Skip links

Iterative Changes In A Map

Same map as yesterday, but different issues…

If you’re in the business of providing urban mass transit, how do you know when your construction is complete? Or if the changes ever could be complete? The 1924 BMT map catches the company in the middle of a number of transitions, as the Dual Contracts were being built out. Note the tense: the 14th Street/Canarsie (L) line was still in construction, as were the Flushing (7) line and the Broad Street/Nassau Street (J) line.

The main Manhattan trunk for the BMT was the Broadway line, which takes a right turn at 59th Street before heading to Queens. There’s a little stub shown at the turn, just north of the 57th Street station. Possible extension up the West Side? Maybe, but any such plans were squashed when the city decided a few years later to build the 8th Avenue (A) line to speed up getting rid of the 9th Avenue el. That goal is a recurring theme in discussing subway planning: building new subways parallel to (or sometimes directly below) els so that the elevated trains could be eliminated. It worked in some places, such as the 8th Avenue subway replacing the 9th Avenue el, and the 6th Avenue subway replacing the 6th Avenue el, but not everywhere.

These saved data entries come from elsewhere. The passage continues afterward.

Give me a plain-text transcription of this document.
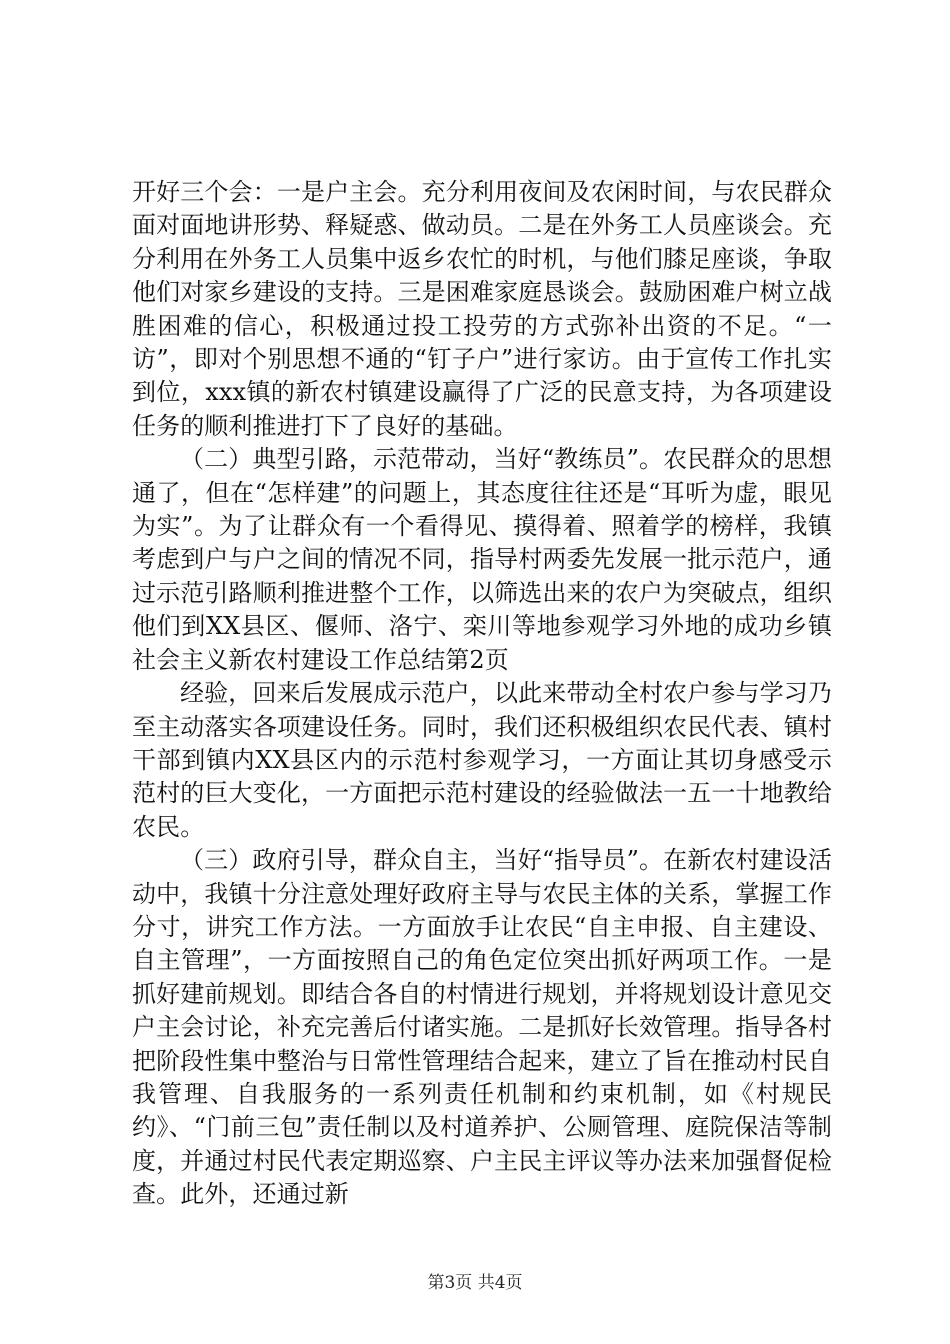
开好三个会：一是户主会。充分利用夜间及农闲时间，与农民群众面对面地讲形势、释疑惑、做动员。二是在外务工人员座谈会。充分利用在外务工人员集中返乡农忙的时机，与他们膝足座谈，争取他们对家乡建设的支持。三是困难家庭恳谈会。鼓励困难户树立战胜困难的信心，积极通过投工投劳的方式弥补出资的不足。“一访”，即对个别思想不通的“钉子户”进行家访。由于宣传工作扎实到位，xxx镇的新农村镇建设赢得了广泛的民意支持，为各项建设任务的顺利推进打下了良好的基础。

（二）典型引路，示范带动，当好“教练员”。农民群众的思想通了，但在“怎样建”的问题上，其态度往往还是“耳听为虚，眼见为实”。为了让群众有一个看得见、摸得着、照着学的榜样，我镇考虑到户与户之间的情况不同，指导村两委先发展一批示范户，通过示范引路顺利推进整个工作，以筛选出来的农户为突破点，组织他们到XX县区、偃师、洛宁、栾川等地参观学习外地的成功乡镇社会主义新农村建设工作总结第2页

经验，回来后发展成示范户，以此来带动全村农户参与学习乃至主动落实各项建设任务。同时，我们还积极组织农民代表、镇村干部到镇内XX县区内的示范村参观学习，一方面让其切身感受示范村的巨大变化，一方面把示范村建设的经验做法一五一十地教给农民。

（三）政府引导，群众自主，当好“指导员”。在新农村建设活动中，我镇十分注意处理好政府主导与农民主体的关系，掌握工作分寸，讲究工作方法。一方面放手让农民“自主申报、自主建设、自主管理”，一方面按照自己的角色定位突出抓好两项工作。一是抓好建前规划。即结合各自的村情进行规划，并将规划设计意见交户主会讨论，补充完善后付诸实施。二是抓好长效管理。指导各村把阶段性集中整治与日常性管理结合起来，建立了旨在推动村民自我管理、自我服务的一系列责任机制和约束机制，如《村规民约》、“门前三包”责任制以及村道养护、公厕管理、庭院保洁等制度，并通过村民代表定期巡察、户主民主评议等办法来加强督促检查。此外，还通过新

第3页 共4页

The BMT built the 4th Avenue subway (Brooklyn’s 4th Avenue, not Manhattan’s) to replace the 3rd and 5th Avenue els. You can see them snaked around each other in the map. The Brooklyn els were built before there were bridges (other than the Brooklyn Bridge) or tunnels across the East River and so didn’t originally connect directly to local transportation in Manhattan: they dumped you at a ferry terminal or took you over the Brooklyn Bridge and dumped you there, just barely into Manhattan. When the BMT built the Broadway subway, it began the process of converting its el network to the new subway reality. Replacing the 3rd and 5th Avenue els was no great loss, but the Lexington Avenue (Brooklyn Lex, not Manhattan Lex) el was not replaced when it was demolished, nor was the portion of the Myrtle Avenue el south of Broadway (Brooklyn Broadway, not Manhattan Broadway). The els that didn’t get hooked up to the subway system were torn down, reducing service.

On the other hand, the Fulton Street el was replaced by the city’s IND Fulton Street subway. Or at least the Brooklyn part of it was: the city gave up on building subway at the east end of the line, and just took over the old el in Queens.

The most bizarre vestige, and one reminiscent of the human appendix in more ways than one, was the Broadway Ferry station that branched off the Broadway el. Originally, the Broadway line ended at the ferry station. When the Willamsburg Bridge was completed, the trains were rerouted to Manhattan. The bridge killed off that ferry, and eventually the one-stop branch was demolished. If you look at the 1979 map, there are dashed lines on the route of the demolished portion of the Myrtle Avenue el and the Broadway Ferry stub. Those lines represented free transfers to buses (back when free transfers were not common) that replicated the demolished els.

I have to wonder exactly how many people got off the J and M trains at Marcy Avenue to take the free bus a quarter of a mile to a ferry terminal that no longer existed.